Another example: the mouth. Mouths and lips play big roles in sexual activity, from kissing to oral sex. Does that mean that other uses for your mouth-- like talking, or eating-- are also sexual? Is a child who sucks his thumb performing an obscene act? Again, no.
So why can we not separate the sexual vs non-sexual roles of breasts and nipples? Why can we not realize that there is NOTHING SEXUAL WHATSOEVER about breastfeeding a baby (or a toddler, or whatever age you choose to breastfeed to)?
(I could also go into the double-standards of being so disturbed by a fully-clothed child holding a baby to her chest to "breastfeed", but not batting an eyelash at an infant girl dressed in a skimpy bikini... but I'm thinking that's a whole other blog post)
The thing is, as long as people still see breastfeeding as sexual, obscene, or just plain "icky," there will be huge barriers in place for mothers who attempt to breastfeed their children. I realize some or even many of you may not agree with me on this post, and I'm taking a risk by writing it. But it's only by talking about these things and (hopefully) getting even a few people to think differently, that anything changes. And things have got to change. It is ridiculous that women are being kicked out of restaurants, airplanes, and pools for breastfeeding (sometimes even when they use a cover).
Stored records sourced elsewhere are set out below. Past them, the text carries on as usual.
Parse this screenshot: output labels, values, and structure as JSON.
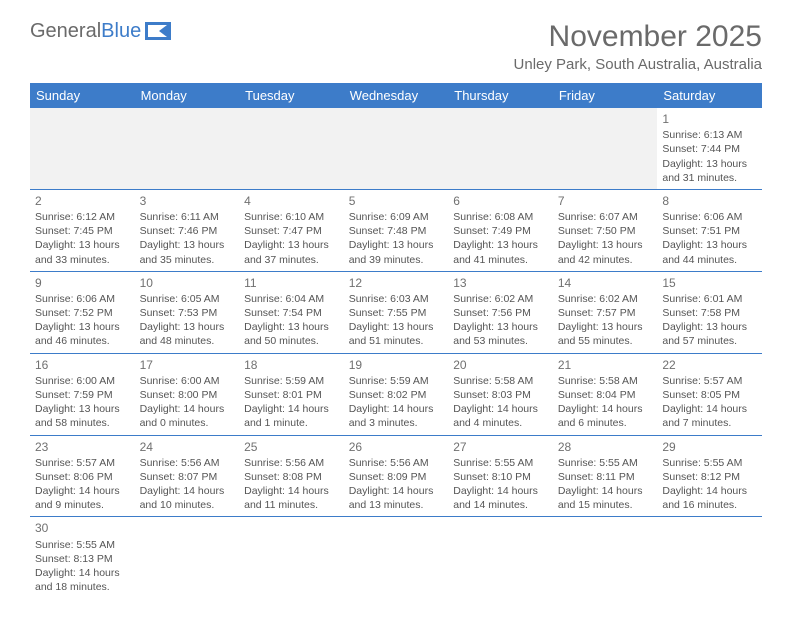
{
  "logo": {
    "word1": "General",
    "word2": "Blue"
  },
  "title": "November 2025",
  "location": "Unley Park, South Australia, Australia",
  "colors": {
    "header_bg": "#3d7cc9",
    "header_text": "#ffffff",
    "text": "#555555",
    "title_text": "#6a6a6a",
    "border": "#3d7cc9",
    "blank_bg": "#f2f2f2"
  },
  "weekdays": [
    "Sunday",
    "Monday",
    "Tuesday",
    "Wednesday",
    "Thursday",
    "Friday",
    "Saturday"
  ],
  "weeks": [
    [
      null,
      null,
      null,
      null,
      null,
      null,
      {
        "n": "1",
        "sr": "Sunrise: 6:13 AM",
        "ss": "Sunset: 7:44 PM",
        "dl": "Daylight: 13 hours and 31 minutes."
      }
    ],
    [
      {
        "n": "2",
        "sr": "Sunrise: 6:12 AM",
        "ss": "Sunset: 7:45 PM",
        "dl": "Daylight: 13 hours and 33 minutes."
      },
      {
        "n": "3",
        "sr": "Sunrise: 6:11 AM",
        "ss": "Sunset: 7:46 PM",
        "dl": "Daylight: 13 hours and 35 minutes."
      },
      {
        "n": "4",
        "sr": "Sunrise: 6:10 AM",
        "ss": "Sunset: 7:47 PM",
        "dl": "Daylight: 13 hours and 37 minutes."
      },
      {
        "n": "5",
        "sr": "Sunrise: 6:09 AM",
        "ss": "Sunset: 7:48 PM",
        "dl": "Daylight: 13 hours and 39 minutes."
      },
      {
        "n": "6",
        "sr": "Sunrise: 6:08 AM",
        "ss": "Sunset: 7:49 PM",
        "dl": "Daylight: 13 hours and 41 minutes."
      },
      {
        "n": "7",
        "sr": "Sunrise: 6:07 AM",
        "ss": "Sunset: 7:50 PM",
        "dl": "Daylight: 13 hours and 42 minutes."
      },
      {
        "n": "8",
        "sr": "Sunrise: 6:06 AM",
        "ss": "Sunset: 7:51 PM",
        "dl": "Daylight: 13 hours and 44 minutes."
      }
    ],
    [
      {
        "n": "9",
        "sr": "Sunrise: 6:06 AM",
        "ss": "Sunset: 7:52 PM",
        "dl": "Daylight: 13 hours and 46 minutes."
      },
      {
        "n": "10",
        "sr": "Sunrise: 6:05 AM",
        "ss": "Sunset: 7:53 PM",
        "dl": "Daylight: 13 hours and 48 minutes."
      },
      {
        "n": "11",
        "sr": "Sunrise: 6:04 AM",
        "ss": "Sunset: 7:54 PM",
        "dl": "Daylight: 13 hours and 50 minutes."
      },
      {
        "n": "12",
        "sr": "Sunrise: 6:03 AM",
        "ss": "Sunset: 7:55 PM",
        "dl": "Daylight: 13 hours and 51 minutes."
      },
      {
        "n": "13",
        "sr": "Sunrise: 6:02 AM",
        "ss": "Sunset: 7:56 PM",
        "dl": "Daylight: 13 hours and 53 minutes."
      },
      {
        "n": "14",
        "sr": "Sunrise: 6:02 AM",
        "ss": "Sunset: 7:57 PM",
        "dl": "Daylight: 13 hours and 55 minutes."
      },
      {
        "n": "15",
        "sr": "Sunrise: 6:01 AM",
        "ss": "Sunset: 7:58 PM",
        "dl": "Daylight: 13 hours and 57 minutes."
      }
    ],
    [
      {
        "n": "16",
        "sr": "Sunrise: 6:00 AM",
        "ss": "Sunset: 7:59 PM",
        "dl": "Daylight: 13 hours and 58 minutes."
      },
      {
        "n": "17",
        "sr": "Sunrise: 6:00 AM",
        "ss": "Sunset: 8:00 PM",
        "dl": "Daylight: 14 hours and 0 minutes."
      },
      {
        "n": "18",
        "sr": "Sunrise: 5:59 AM",
        "ss": "Sunset: 8:01 PM",
        "dl": "Daylight: 14 hours and 1 minute."
      },
      {
        "n": "19",
        "sr": "Sunrise: 5:59 AM",
        "ss": "Sunset: 8:02 PM",
        "dl": "Daylight: 14 hours and 3 minutes."
      },
      {
        "n": "20",
        "sr": "Sunrise: 5:58 AM",
        "ss": "Sunset: 8:03 PM",
        "dl": "Daylight: 14 hours and 4 minutes."
      },
      {
        "n": "21",
        "sr": "Sunrise: 5:58 AM",
        "ss": "Sunset: 8:04 PM",
        "dl": "Daylight: 14 hours and 6 minutes."
      },
      {
        "n": "22",
        "sr": "Sunrise: 5:57 AM",
        "ss": "Sunset: 8:05 PM",
        "dl": "Daylight: 14 hours and 7 minutes."
      }
    ],
    [
      {
        "n": "23",
        "sr": "Sunrise: 5:57 AM",
        "ss": "Sunset: 8:06 PM",
        "dl": "Daylight: 14 hours and 9 minutes."
      },
      {
        "n": "24",
        "sr": "Sunrise: 5:56 AM",
        "ss": "Sunset: 8:07 PM",
        "dl": "Daylight: 14 hours and 10 minutes."
      },
      {
        "n": "25",
        "sr": "Sunrise: 5:56 AM",
        "ss": "Sunset: 8:08 PM",
        "dl": "Daylight: 14 hours and 11 minutes."
      },
      {
        "n": "26",
        "sr": "Sunrise: 5:56 AM",
        "ss": "Sunset: 8:09 PM",
        "dl": "Daylight: 14 hours and 13 minutes."
      },
      {
        "n": "27",
        "sr": "Sunrise: 5:55 AM",
        "ss": "Sunset: 8:10 PM",
        "dl": "Daylight: 14 hours and 14 minutes."
      },
      {
        "n": "28",
        "sr": "Sunrise: 5:55 AM",
        "ss": "Sunset: 8:11 PM",
        "dl": "Daylight: 14 hours and 15 minutes."
      },
      {
        "n": "29",
        "sr": "Sunrise: 5:55 AM",
        "ss": "Sunset: 8:12 PM",
        "dl": "Daylight: 14 hours and 16 minutes."
      }
    ],
    [
      {
        "n": "30",
        "sr": "Sunrise: 5:55 AM",
        "ss": "Sunset: 8:13 PM",
        "dl": "Daylight: 14 hours and 18 minutes."
      },
      null,
      null,
      null,
      null,
      null,
      null
    ]
  ]
}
It is ridiculous that moms choose to feed their babies formula bc they feel otherwise they'll be trapped in their homes for that first year, unable to feed their babies in public (this is not the only or even main reason parents choose formula, but I do think many women weigh in the barriers against breastfeeding in their decision not to breastfeed, or their efforts to do so are de-railed because of them). It is ridiculous that women can parade around in a low-cut top with no problems, while a mother can't feed her baby without being harassed or shamed. Especially considering recent findings that breastfeeding saves lives (and no, not just in 3rd world countries... here in the US, too).
I think the perfect way to end this post is by linking to another post, a beautiful piece at PhD in Parenting listing 50 Reasons for Breastfeeding Anytime, Anywhere. Read it. Save it. Pass it on. And yes, breastfeed. However it is YOU (not anyone else) feels comfortable doing so.